In the photo above, Box 2649, at Seymour & Rowe Streets, Roslindale, is attached to a special bracket which is screwed into the wood pole.
Above the fire box, a red and white ‘EMERGENCY’ sign increases the visibility of the fire box and its use as a public safety device.
Fire alarm boxes are standard in size and dimensions, although there are differences in some of the hardware.
In the photo above, Box 7161, at East First & ‘E’ Streets, South Boston, the Gamewell insignia at the top of the box is larger than other boxes. The horizontal bar above the white handle creates a square access door to the interior of the box, which differs from other examples on this page.

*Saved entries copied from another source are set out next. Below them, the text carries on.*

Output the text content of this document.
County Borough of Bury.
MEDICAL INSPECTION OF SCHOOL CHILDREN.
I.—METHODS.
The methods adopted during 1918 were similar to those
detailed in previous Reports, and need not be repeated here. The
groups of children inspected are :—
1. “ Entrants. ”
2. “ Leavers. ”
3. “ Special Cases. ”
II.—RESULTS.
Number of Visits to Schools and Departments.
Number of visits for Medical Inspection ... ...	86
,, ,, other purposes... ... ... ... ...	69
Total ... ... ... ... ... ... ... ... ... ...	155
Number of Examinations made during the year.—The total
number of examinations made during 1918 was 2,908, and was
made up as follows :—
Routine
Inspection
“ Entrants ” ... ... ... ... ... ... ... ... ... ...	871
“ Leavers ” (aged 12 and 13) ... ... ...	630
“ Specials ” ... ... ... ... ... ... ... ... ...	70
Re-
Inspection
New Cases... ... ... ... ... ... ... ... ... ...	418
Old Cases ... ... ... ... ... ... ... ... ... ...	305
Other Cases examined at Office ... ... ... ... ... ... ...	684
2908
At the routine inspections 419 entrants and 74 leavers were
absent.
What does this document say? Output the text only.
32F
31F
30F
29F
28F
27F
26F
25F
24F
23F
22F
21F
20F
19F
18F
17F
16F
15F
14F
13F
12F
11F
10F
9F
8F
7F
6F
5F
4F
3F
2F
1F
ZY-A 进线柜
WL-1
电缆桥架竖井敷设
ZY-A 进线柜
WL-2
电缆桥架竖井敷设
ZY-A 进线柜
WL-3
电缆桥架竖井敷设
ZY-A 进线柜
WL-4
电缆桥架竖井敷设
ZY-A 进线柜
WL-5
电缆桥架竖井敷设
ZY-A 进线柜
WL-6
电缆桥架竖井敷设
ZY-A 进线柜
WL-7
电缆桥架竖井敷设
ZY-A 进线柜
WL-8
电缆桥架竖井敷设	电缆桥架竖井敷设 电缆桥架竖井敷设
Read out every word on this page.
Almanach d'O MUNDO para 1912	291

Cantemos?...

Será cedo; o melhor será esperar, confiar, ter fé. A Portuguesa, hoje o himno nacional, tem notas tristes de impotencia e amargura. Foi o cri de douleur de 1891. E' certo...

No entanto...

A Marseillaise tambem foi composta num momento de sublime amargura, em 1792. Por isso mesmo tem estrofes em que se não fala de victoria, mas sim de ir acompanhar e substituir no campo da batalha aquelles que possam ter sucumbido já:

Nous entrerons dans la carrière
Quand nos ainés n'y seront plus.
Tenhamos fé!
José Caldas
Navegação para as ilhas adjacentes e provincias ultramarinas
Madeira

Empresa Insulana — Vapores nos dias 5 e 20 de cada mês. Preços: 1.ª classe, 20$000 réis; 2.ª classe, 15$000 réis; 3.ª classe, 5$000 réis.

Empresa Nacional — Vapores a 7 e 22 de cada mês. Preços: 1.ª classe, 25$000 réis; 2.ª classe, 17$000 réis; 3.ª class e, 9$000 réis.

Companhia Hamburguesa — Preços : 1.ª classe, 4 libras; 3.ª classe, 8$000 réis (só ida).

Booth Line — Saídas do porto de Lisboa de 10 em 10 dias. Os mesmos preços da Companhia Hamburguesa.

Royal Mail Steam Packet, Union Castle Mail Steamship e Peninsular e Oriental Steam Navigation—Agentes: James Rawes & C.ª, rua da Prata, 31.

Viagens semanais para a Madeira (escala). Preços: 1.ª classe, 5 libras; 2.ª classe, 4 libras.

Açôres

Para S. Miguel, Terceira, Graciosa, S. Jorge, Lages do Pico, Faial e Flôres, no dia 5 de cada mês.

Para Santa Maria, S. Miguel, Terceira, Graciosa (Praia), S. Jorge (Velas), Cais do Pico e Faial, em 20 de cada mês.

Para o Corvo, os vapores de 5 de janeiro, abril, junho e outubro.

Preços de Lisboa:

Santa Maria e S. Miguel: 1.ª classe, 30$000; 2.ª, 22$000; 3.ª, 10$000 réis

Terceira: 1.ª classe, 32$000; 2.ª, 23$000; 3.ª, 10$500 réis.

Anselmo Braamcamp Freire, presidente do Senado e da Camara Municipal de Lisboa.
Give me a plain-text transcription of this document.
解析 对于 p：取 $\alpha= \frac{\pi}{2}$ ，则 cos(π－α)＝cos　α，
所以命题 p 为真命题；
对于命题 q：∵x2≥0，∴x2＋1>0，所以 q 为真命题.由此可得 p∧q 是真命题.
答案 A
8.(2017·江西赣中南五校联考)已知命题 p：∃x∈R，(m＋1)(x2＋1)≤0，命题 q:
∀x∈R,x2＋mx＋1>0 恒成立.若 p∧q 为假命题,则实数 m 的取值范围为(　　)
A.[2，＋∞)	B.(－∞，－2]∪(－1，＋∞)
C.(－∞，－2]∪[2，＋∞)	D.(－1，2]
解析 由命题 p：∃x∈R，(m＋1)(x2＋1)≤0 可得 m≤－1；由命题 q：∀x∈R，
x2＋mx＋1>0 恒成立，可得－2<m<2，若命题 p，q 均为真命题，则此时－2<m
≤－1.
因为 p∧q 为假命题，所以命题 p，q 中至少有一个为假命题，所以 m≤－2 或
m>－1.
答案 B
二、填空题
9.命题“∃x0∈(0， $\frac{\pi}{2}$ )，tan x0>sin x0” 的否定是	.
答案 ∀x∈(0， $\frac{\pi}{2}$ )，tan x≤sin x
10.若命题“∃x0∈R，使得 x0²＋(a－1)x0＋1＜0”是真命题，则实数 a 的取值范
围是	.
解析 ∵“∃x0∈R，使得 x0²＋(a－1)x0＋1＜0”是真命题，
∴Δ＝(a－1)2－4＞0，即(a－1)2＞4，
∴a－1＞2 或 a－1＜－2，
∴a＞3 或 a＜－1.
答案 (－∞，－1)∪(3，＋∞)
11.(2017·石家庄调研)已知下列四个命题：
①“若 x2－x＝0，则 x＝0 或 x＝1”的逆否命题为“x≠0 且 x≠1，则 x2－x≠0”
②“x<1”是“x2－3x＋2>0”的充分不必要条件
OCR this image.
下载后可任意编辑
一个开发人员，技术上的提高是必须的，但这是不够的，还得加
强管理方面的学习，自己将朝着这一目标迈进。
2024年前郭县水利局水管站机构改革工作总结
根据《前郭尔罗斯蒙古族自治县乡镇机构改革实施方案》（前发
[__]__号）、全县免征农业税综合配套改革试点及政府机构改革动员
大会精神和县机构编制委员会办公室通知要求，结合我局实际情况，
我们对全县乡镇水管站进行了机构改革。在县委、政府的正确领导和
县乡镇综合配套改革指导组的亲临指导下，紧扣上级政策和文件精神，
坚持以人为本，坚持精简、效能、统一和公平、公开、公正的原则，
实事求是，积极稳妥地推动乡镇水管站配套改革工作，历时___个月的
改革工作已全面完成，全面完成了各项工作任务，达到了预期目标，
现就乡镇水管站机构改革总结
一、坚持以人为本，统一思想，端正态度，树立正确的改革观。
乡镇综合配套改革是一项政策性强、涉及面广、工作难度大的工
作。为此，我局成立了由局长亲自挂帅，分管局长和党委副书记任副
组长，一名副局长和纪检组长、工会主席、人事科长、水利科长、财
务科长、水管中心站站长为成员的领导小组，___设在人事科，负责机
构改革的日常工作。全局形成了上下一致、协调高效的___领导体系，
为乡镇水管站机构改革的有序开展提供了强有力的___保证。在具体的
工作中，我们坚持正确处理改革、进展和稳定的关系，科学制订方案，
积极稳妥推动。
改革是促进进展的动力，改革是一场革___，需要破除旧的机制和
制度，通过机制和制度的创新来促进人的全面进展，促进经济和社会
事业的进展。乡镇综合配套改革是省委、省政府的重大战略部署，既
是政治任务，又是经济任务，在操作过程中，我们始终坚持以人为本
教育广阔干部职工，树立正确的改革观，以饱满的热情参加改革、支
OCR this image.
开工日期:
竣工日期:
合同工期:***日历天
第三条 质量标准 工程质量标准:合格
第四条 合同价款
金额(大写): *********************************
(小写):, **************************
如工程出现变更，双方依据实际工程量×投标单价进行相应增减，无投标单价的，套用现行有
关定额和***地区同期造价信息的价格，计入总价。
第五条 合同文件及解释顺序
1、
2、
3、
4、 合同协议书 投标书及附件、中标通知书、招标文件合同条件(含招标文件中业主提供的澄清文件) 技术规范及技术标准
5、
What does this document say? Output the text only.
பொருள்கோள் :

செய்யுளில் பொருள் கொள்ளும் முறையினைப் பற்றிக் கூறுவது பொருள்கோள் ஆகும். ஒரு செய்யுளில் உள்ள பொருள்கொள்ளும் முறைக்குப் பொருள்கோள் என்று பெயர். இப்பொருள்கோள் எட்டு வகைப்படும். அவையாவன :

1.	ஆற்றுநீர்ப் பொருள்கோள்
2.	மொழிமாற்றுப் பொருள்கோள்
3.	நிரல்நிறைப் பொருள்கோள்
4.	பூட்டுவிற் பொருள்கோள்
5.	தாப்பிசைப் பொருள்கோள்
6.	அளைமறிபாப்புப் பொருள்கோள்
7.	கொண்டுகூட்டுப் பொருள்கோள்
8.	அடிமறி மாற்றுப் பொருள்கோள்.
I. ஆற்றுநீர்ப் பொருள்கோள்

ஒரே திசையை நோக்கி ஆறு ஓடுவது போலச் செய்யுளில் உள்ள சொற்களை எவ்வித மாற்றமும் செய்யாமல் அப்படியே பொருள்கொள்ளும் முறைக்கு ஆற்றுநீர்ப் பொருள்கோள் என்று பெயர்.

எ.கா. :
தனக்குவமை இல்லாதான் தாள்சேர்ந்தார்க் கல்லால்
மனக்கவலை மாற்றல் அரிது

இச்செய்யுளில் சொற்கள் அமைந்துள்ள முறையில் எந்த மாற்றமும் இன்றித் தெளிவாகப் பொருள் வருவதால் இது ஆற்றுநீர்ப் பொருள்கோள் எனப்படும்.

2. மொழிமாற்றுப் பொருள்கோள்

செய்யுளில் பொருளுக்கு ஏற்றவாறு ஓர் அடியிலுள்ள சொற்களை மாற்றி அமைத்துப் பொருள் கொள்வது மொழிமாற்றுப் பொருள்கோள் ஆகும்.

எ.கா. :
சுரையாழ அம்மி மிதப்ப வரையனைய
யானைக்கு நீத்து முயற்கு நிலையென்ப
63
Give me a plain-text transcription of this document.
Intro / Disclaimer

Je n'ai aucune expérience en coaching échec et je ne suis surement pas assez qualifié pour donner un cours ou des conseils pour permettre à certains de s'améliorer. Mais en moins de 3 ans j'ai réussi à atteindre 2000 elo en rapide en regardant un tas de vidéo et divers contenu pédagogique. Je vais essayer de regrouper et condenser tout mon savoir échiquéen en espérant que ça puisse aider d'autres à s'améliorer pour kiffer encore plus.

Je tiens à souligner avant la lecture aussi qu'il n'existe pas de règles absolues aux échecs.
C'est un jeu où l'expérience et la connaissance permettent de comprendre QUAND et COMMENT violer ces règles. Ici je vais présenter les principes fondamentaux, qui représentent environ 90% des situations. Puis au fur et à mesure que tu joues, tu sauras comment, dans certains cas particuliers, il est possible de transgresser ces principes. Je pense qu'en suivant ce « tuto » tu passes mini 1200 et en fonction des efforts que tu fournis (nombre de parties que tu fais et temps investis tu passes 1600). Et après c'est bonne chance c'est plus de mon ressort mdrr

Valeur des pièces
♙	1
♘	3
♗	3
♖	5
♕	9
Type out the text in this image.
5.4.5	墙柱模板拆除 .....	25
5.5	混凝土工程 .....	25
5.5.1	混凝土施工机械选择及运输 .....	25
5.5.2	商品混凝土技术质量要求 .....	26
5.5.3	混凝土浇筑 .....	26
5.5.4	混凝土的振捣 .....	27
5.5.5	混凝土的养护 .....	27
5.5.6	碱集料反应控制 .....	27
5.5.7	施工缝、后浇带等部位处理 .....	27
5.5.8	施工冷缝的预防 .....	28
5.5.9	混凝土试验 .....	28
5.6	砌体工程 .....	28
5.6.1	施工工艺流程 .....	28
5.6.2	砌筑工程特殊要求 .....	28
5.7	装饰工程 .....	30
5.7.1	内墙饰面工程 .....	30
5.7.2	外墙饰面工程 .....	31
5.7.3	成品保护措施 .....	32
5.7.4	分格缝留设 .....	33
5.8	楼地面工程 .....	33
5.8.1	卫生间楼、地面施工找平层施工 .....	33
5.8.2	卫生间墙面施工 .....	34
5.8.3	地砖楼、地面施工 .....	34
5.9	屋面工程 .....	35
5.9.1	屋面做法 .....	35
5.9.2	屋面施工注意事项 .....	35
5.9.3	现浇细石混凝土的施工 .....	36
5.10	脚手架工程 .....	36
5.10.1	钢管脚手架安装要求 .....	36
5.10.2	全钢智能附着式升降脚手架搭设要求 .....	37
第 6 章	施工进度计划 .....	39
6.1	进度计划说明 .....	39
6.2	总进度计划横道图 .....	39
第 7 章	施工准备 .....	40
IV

The Boston Fire Alarm Box Key, in the photo above, allows access by firefighters to the internal workings of the fire box. The key has the general shape of a ‘J’ and was thus called a ‘J-key’.
In the early days of the fire alarm system in the 1850’s – 1870’s, all the fire boxes were locked. Only trusted citizens in the area were give a key to the fire alarm boxes. In order to send in an alarm, a citizen would need to find a person with a key, have that person open the box and pull the alarm.
As the fire alarm system developed and increased in size, the need to allow ordinary citizens to send in an alarm became apparent. As a result, the boxes were unlocked and the design changed to have a hook accessible to the public.
The brass plate states ‘Pull The Hook Down Once Only’, in order to send an alarm. It also states, at the bottom, ‘Do Not Repeat The Alarm’. These instructions were stated because pulling the hook multiple times would interfere with the transmition of telegraphic signals.
The ‘J-key’, a copy of which is provided to all Boston firefighters, is thought to be source of the term ‘Jake’ as a reference to a Boston firefighter.
Earlier, fire boxes were constructed with types of hardware that are no longer in service.